Secondly, our study shows that the intensity of prosocial behavior has an inverted U-shaped relationship with the doctor-level performance. Given that price is also an important signal reflecting the quality of doctors’ healthcare services, doctors should not blindly pursue significant price reductions, but should carefully consider the magnitude of price reductions when making price reductions of fee-for-service (Fan et al. 2023). It is important to note that price reductions that are too high may cause healthcare consumers to doubt the quality of doctors’ healthcare services.

Thirdly, our study emphasizes the moderating role of doctors’ clinical titles. Our findings suggest that doctors with lower clinical titles who engage in prosocial behavior obtain better doctor-patient relationships and online demand. In other words, healthcare consumers are more likely to consider doctors’ efforts in OHCs, especially for doctors with lower clinical titles. Our findings provide guidance on how doctors can choose from various service modes in the OHC when considering their medical competence.

Finally, our results can also be generalized to OHCs in other countries when the following essential conditions are met simultaneously: (1) Both doctors and patients extensively use and trust OHCs, which ensures that the OHC system is well-received and has a sufficient user base. (2) Doctors are free to choose whether to engage in such prosocial activities without constraining the pricing of medical services, thereby limiting the space for doctors to provide free or low-cost services. (3) The recognition and appreciation of professional titles in the culture and social structure of the patient’s country is similar to the background of our study, which ensures that the dynamics observed between prosocial behaviors and doctor-level performance are likely to be replicated. Countries that meet these conditions are more likely to extend our research findings to their OHC environment successfully.
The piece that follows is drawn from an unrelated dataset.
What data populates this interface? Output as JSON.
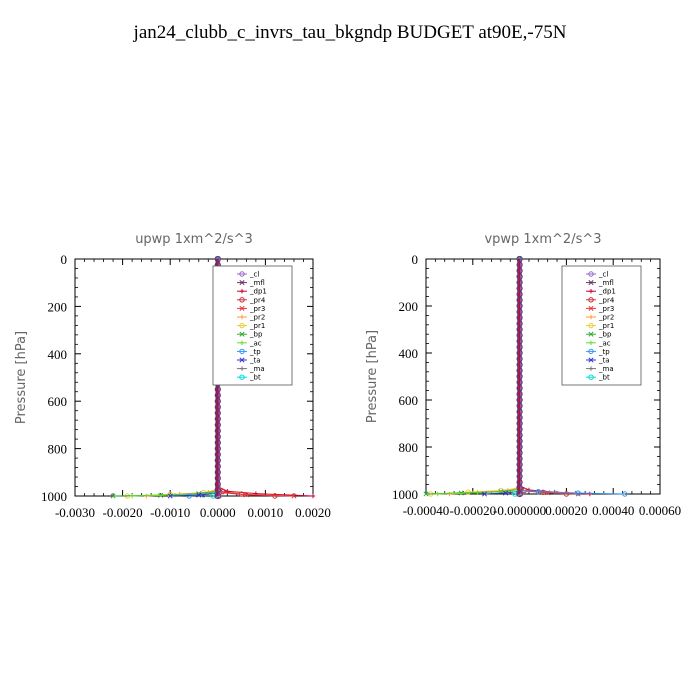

Limitations and future directions

This study contains several limitations that may provide fruitful paths for research. Firstly, since we found only one OHC on which doctors engaged in prosocial behavior by offering free or low-cost consultations, we only collected data on this OHC. Future research should investigate whether these findings can be generalized to other OHCs. Secondly, due to the limitation of the OHC’s data, we could not obtain more data related to healthcare consumer characteristics, and future studies could consider collecting consumer-related data from sources such as the hospital’s official website in order to incorporate healthcare consumer characteristics into the research model. Moreover, we thought it would be interesting to explore the impact of changes in prosocial behavior on doctor-level performance, however, since the data collection period was only 14 weeks, during which doctors were not observed to engage or drop out of prosocial behaviors, we could collect data for a longer period of time in the future to explore the impact of changes in prosocial behavior. Finally, a potential causal question is, “Do doctors who offer prosocial behavior have more positive reviews because they offer it, or have they first received satisfied reviews and then started to offer it?” Future research could employ a quasi-natural experiment research design to understand the dynamic relationship between doctors’ prosocial behaviors and patients’ satisfied reviews, and how this relationship evolves over time.